Si les limites de la Terre Sainte en islam dépassent le cadre des seuls Israël et Palestine, le joyau pour les musulmans, c’est Jérusalem, que la langue arabe appelle Al Qods, la sainte. Enseignant aux Facultés de Philosophie et de Théologie du Centre Sèvres, Abdelkader Al Andalussy Oukrid nous en dit plus sur la vision musulmane de la ville.


Mathématicien, enseignant, chercheur et théologien, Abdelkader Al Andalussy Oukrid coopère avec L’Institut Catholique de Paris. Spécialiste des interactions de l’islam dans le monde et du dialogue interreligieux, il a co-dirigé l’ouvrage « Marie dans la Bible et le Coran » et contribué au livre « La Paix au Moyen-Orient : quelles implications des chrétiens ? ».

Quelle place occupe Jérusalem dans le Coran et la tradition prophétique ?

Jérusalem et la Mosquée Al-Aqsa sont mentionnées dans le premier verset de la sourate 17 Al-Israʾ (Le Voyage nocturne) : « Gloire à Celui qui a fait voyager son fidèle nuitamment depuis la mosquée sacrée (le sanctuaire de La Mecque) jusqu’à la mosquée éloignée (Al-Aqsa, celle de Jérusalem), dont Nous avons béni l’enceinte, afin que Nous lui fassions contempler certains de Nos signes (Nos miracles)».
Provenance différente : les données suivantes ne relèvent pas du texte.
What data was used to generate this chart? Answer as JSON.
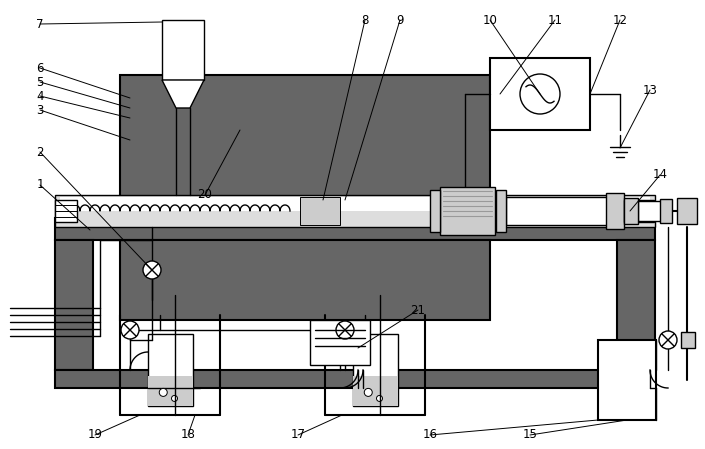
{
  "bg_color": "#ffffff",
  "dark_gray": "#666666",
  "mid_gray": "#999999",
  "light_gray": "#cccccc",
  "tube_gray": "#dddddd",
  "lw_main": 1.5,
  "lw_thin": 1.0,
  "lw_thick": 2.5,
  "figw": 7.05,
  "figh": 4.49,
  "dpi": 100
}
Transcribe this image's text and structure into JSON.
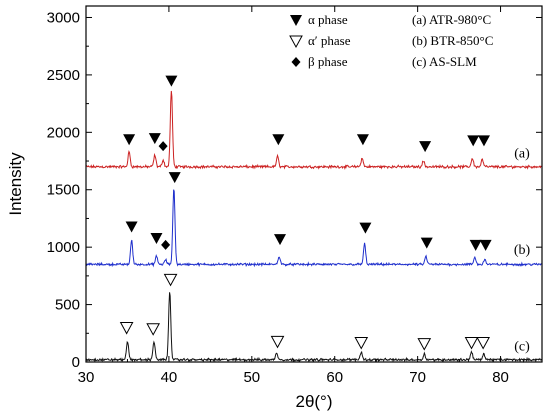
{
  "chart_data": {
    "type": "line",
    "title": "",
    "xlabel": "2θ(°)",
    "ylabel": "Intensity",
    "xlim": [
      30,
      85
    ],
    "ylim": [
      0,
      3100
    ],
    "xticks": [
      30,
      40,
      50,
      60,
      70,
      80
    ],
    "yticks": [
      0,
      500,
      1000,
      1500,
      2000,
      2500,
      3000
    ],
    "grid": false,
    "series": [
      {
        "label": "(a)",
        "color": "#cc2222",
        "baseline": 1700,
        "noise": 14,
        "peaks": [
          {
            "x": 35.2,
            "y": 1830
          },
          {
            "x": 38.3,
            "y": 1800
          },
          {
            "x": 39.3,
            "y": 1760
          },
          {
            "x": 40.3,
            "y": 2370
          },
          {
            "x": 53.1,
            "y": 1790
          },
          {
            "x": 63.3,
            "y": 1775
          },
          {
            "x": 70.7,
            "y": 1750
          },
          {
            "x": 76.6,
            "y": 1775
          },
          {
            "x": 77.8,
            "y": 1765
          }
        ]
      },
      {
        "label": "(b)",
        "color": "#1f2fcc",
        "baseline": 850,
        "noise": 12,
        "peaks": [
          {
            "x": 35.5,
            "y": 1060
          },
          {
            "x": 38.5,
            "y": 920
          },
          {
            "x": 39.6,
            "y": 890
          },
          {
            "x": 40.6,
            "y": 1520
          },
          {
            "x": 53.3,
            "y": 920
          },
          {
            "x": 63.6,
            "y": 1030
          },
          {
            "x": 71.0,
            "y": 920
          },
          {
            "x": 76.9,
            "y": 910
          },
          {
            "x": 78.1,
            "y": 895
          }
        ]
      },
      {
        "label": "(c)",
        "color": "#111111",
        "baseline": 20,
        "noise": 13,
        "peaks": [
          {
            "x": 35.0,
            "y": 180
          },
          {
            "x": 38.2,
            "y": 180
          },
          {
            "x": 40.1,
            "y": 620
          },
          {
            "x": 53.0,
            "y": 80
          },
          {
            "x": 63.2,
            "y": 90
          },
          {
            "x": 70.8,
            "y": 70
          },
          {
            "x": 76.5,
            "y": 90
          },
          {
            "x": 78.0,
            "y": 70
          }
        ]
      }
    ],
    "markers": [
      {
        "type": "alpha",
        "x": 35.2,
        "y": 1940
      },
      {
        "type": "alpha",
        "x": 38.3,
        "y": 1950
      },
      {
        "type": "beta",
        "x": 39.3,
        "y": 1880
      },
      {
        "type": "alpha",
        "x": 40.3,
        "y": 2450
      },
      {
        "type": "alpha",
        "x": 53.2,
        "y": 1940
      },
      {
        "type": "alpha",
        "x": 63.4,
        "y": 1940
      },
      {
        "type": "alpha",
        "x": 70.9,
        "y": 1880
      },
      {
        "type": "alpha",
        "x": 76.7,
        "y": 1930
      },
      {
        "type": "alpha",
        "x": 78.0,
        "y": 1930
      },
      {
        "type": "alpha",
        "x": 35.5,
        "y": 1180
      },
      {
        "type": "alpha",
        "x": 38.5,
        "y": 1080
      },
      {
        "type": "beta",
        "x": 39.6,
        "y": 1020
      },
      {
        "type": "alpha",
        "x": 40.7,
        "y": 1610
      },
      {
        "type": "alpha",
        "x": 53.4,
        "y": 1070
      },
      {
        "type": "alpha",
        "x": 63.7,
        "y": 1170
      },
      {
        "type": "alpha",
        "x": 71.1,
        "y": 1040
      },
      {
        "type": "alpha",
        "x": 77.0,
        "y": 1020
      },
      {
        "type": "alpha",
        "x": 78.2,
        "y": 1020
      },
      {
        "type": "alpha_prime",
        "x": 34.9,
        "y": 300
      },
      {
        "type": "alpha_prime",
        "x": 38.1,
        "y": 290
      },
      {
        "type": "alpha_prime",
        "x": 40.2,
        "y": 720
      },
      {
        "type": "alpha_prime",
        "x": 53.1,
        "y": 180
      },
      {
        "type": "alpha_prime",
        "x": 63.2,
        "y": 170
      },
      {
        "type": "alpha_prime",
        "x": 70.8,
        "y": 160
      },
      {
        "type": "alpha_prime",
        "x": 76.5,
        "y": 170
      },
      {
        "type": "alpha_prime",
        "x": 77.9,
        "y": 170
      }
    ],
    "legend": {
      "placement": "top-right",
      "phases": [
        {
          "symbol": "alpha",
          "text": "α  phase"
        },
        {
          "symbol": "alpha_prime",
          "text": "α′ phase"
        },
        {
          "symbol": "beta",
          "text": "β  phase"
        }
      ],
      "samples": [
        "(a) ATR-980°C",
        "(b) BTR-850°C",
        "(c) AS-SLM"
      ]
    }
  }
}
Il fait référence à un événement dont on discute théologiquement le caractère physique ou mystique : le Voyage nocturne, suivi de l’Ascension céleste (Al-Miʿraj) de Muhammad depuis le Rocher qui se trouve sous la Coupole portant son nom et sa rencontre de prophètes éminents, notamment Abraham, Moïse, Jésus, Idris et d’autres ainsi que d’anges. Le caractère sacré de ce lieu où se rejoignent horizontalité terrestre et verticalité céleste est affirmé dans le texte : « dont Nous avons béni l’enceinte (ou les alentours) ».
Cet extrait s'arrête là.